No caso dos Estados Unidos, trata-se de afirmar o compromisso com uma determinada leitura da liberdade de expressão, que, no limite, relativiza os limites jurídicos impostos a discursos antidemocráticos, conspiratórios ou violentos. A medida tem alto valor de marketing político, reforçando a imagem de um governo que se posiciona em favor de figuras políticas alinhadas ideologicamente, mesmo que isso envolva atacar instituições democráticas estrangeiras.
4. Instrumento simbólico e uso interno
As sanções também exercem um papel simbólico, voltado à reafirmação de princípios, narrativas ou posições morais, mesmo quando sua eficácia material é nula. Essa dimensão é particularmente visível quando a sanção visa reforçar o capital político interno do governo que a aplica. A retórica do “combate à censura” e da “defesa da liberdade” é mobilizada como instrumento de legitimação diante de setores da opinião pública estadunidense, especialmente em períodos pré-eleitorais ou de disputa partidária acirrada.

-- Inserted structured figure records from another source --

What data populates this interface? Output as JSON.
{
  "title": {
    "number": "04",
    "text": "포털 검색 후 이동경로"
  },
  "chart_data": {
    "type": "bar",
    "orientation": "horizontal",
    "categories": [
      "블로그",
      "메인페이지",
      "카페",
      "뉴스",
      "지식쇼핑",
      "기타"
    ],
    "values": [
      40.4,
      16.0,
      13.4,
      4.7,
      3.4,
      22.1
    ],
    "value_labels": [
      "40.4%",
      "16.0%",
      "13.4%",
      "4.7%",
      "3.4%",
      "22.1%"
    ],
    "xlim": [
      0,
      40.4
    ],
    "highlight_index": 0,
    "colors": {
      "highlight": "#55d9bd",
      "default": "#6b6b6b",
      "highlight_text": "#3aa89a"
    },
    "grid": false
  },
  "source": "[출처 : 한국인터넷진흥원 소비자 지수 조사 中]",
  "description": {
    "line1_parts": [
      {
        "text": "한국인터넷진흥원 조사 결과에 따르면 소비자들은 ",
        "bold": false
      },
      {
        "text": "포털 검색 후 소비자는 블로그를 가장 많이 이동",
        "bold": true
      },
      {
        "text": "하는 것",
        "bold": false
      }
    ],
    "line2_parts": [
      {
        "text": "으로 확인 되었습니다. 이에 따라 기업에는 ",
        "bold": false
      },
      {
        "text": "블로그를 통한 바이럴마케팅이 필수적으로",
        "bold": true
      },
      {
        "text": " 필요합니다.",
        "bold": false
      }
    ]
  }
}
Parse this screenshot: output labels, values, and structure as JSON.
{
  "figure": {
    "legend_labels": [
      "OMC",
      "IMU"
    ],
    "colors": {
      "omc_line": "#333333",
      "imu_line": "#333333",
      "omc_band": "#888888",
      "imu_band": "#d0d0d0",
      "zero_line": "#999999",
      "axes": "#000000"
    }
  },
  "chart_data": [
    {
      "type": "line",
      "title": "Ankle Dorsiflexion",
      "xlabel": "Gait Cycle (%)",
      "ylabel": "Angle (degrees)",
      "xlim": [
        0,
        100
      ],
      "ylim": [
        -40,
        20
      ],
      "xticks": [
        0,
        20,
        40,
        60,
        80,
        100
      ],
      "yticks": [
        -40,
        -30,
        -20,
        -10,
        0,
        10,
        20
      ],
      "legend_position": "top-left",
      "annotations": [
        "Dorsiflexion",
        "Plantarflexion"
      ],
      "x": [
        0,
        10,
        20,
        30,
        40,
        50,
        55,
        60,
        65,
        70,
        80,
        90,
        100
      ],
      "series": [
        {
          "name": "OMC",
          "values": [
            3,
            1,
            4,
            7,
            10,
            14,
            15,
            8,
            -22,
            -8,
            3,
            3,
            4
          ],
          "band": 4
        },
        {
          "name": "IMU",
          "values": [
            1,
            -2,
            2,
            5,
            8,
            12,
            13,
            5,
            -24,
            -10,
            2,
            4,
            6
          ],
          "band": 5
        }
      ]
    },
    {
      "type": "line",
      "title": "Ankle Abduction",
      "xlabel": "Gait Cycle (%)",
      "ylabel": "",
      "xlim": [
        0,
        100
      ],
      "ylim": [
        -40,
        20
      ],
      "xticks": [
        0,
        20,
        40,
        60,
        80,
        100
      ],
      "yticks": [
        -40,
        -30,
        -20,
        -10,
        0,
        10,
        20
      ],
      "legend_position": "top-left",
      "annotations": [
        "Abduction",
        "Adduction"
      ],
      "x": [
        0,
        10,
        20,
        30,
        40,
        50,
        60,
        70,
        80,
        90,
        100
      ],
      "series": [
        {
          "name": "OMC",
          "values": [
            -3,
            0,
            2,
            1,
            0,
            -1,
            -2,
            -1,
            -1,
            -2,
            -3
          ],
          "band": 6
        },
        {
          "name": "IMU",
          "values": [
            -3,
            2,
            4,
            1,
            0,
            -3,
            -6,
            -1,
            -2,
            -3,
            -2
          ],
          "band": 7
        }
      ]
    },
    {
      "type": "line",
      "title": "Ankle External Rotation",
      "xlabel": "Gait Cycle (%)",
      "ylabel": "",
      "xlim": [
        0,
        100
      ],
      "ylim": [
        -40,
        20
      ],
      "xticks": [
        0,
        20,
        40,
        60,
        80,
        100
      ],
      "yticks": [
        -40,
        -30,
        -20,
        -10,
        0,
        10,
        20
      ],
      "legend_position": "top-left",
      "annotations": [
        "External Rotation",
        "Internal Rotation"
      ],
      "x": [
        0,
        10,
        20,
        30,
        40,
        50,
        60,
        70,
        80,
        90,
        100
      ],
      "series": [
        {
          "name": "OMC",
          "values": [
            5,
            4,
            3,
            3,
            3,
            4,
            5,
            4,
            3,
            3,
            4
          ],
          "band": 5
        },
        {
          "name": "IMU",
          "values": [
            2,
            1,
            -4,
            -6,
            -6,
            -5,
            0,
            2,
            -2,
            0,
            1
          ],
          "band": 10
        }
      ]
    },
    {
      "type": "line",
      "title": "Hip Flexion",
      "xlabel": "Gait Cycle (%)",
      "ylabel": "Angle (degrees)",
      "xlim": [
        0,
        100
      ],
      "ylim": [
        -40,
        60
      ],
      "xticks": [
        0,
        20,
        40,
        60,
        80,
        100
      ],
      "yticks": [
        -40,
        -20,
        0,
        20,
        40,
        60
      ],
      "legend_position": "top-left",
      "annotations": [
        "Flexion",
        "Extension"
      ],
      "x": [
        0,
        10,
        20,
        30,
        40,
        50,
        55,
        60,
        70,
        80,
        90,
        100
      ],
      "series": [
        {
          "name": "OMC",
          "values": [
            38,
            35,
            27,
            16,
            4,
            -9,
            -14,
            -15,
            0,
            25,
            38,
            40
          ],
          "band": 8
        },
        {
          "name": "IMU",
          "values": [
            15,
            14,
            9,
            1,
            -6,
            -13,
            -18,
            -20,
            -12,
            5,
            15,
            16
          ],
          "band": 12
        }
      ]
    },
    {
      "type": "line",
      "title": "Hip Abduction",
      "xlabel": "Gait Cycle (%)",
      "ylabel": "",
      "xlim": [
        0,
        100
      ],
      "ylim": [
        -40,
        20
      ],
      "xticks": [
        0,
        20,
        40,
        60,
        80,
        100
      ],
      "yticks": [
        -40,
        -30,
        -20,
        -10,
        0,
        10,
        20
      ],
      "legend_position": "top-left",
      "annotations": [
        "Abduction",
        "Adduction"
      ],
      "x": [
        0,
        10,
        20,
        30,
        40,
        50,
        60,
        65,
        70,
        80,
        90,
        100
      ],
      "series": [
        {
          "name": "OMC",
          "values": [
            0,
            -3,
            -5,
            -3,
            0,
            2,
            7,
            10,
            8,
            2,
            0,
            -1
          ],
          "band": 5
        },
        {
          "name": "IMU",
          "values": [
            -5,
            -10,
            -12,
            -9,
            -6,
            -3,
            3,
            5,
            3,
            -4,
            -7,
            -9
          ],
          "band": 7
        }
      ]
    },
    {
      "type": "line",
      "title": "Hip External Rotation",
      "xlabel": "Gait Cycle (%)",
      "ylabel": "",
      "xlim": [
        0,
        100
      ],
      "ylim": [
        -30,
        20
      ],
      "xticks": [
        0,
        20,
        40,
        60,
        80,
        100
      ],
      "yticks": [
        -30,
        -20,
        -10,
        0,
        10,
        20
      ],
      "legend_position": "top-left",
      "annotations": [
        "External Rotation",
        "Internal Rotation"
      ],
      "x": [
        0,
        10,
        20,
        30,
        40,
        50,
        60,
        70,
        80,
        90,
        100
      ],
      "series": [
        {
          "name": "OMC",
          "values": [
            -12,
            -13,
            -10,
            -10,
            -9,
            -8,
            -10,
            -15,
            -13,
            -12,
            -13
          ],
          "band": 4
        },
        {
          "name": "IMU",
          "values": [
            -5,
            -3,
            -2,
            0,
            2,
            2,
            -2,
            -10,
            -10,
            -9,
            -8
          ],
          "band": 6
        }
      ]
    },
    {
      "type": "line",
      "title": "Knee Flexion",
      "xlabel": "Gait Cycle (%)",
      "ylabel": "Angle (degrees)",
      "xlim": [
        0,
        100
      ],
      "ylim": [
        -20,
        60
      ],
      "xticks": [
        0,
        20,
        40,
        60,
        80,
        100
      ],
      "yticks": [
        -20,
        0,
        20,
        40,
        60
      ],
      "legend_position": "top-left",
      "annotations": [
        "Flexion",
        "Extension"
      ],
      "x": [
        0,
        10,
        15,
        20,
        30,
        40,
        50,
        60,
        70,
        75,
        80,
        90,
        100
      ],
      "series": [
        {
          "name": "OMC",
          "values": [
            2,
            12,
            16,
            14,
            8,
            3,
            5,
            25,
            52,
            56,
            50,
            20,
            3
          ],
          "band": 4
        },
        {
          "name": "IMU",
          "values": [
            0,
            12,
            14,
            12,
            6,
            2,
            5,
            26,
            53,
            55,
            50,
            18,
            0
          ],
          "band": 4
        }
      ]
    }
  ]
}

Nesse ponto, a medida assemelha-se a outras sanções simbólicas de baixo impacto real, como o embargo a Cuba ou as reiteradas sanções contra autoridades do Irã e da Venezuela, que cumprem mais uma função de reforço identitário e ideológico do que de transformação política efetiva. No caso brasileiro, a medida reforça a narrativa trumpista de perseguição a aliados ideológicos e reinterpreta a atuação de instituições judiciais nacionais como se fossem ameaças à liberdade internacional.
A análise dos objetivos da sanção aplicada pelos EUA aos ministros do STF brasileiro revela uma ação predominantemente simbólica e de sinalização política, sem fundamentos normativos robustos ou objetivos estratégicos coerentes com o sistema multilateral. A medida serve para afirmar valores internos do governo emissor e atacar politicamente atores estrangeiros, corroendo a credibilidade das sanções como instrumentos legítimos de enforcement internacional. Trata-se, portanto, de uma manifestação da crescente ambiguidade entre sanção e retaliação, entre norma e interesse, no campo da política internacional contemporânea.
Efeitos das Sanções Unilaterais nas Relações Internacionais
O uso recorrente de sanções unilaterais, sobretudo por grandes potências como os Estados Unidos, tem levantado preocupações crescentes sobre seu impacto estrutural nas relações internacionais. Conforme destacam Saaida e Amro (2023), embora essas medidas possam ser eficazes em contextos específicos, sua generalização fora de estruturas multilaterais fragiliza os mecanismos cooperativos internacionais, deteriora a confiança entre Estados e deslegitima o princípio da igualdade soberana.
A imposição de restrições de visto a ministros do Supremo Tribunal Federal brasileiro, sem qualquer processo de deliberação coletiva ou respaldo de organismos internacionais, insere-se nesse contexto de unilateralismo normativo. A seguir, são analisadas três dimensões dos efeitos desse tipo de sanção: as implicações diplomáticas, os riscos institucionais e os precedentes geopolíticos que ela estabelece.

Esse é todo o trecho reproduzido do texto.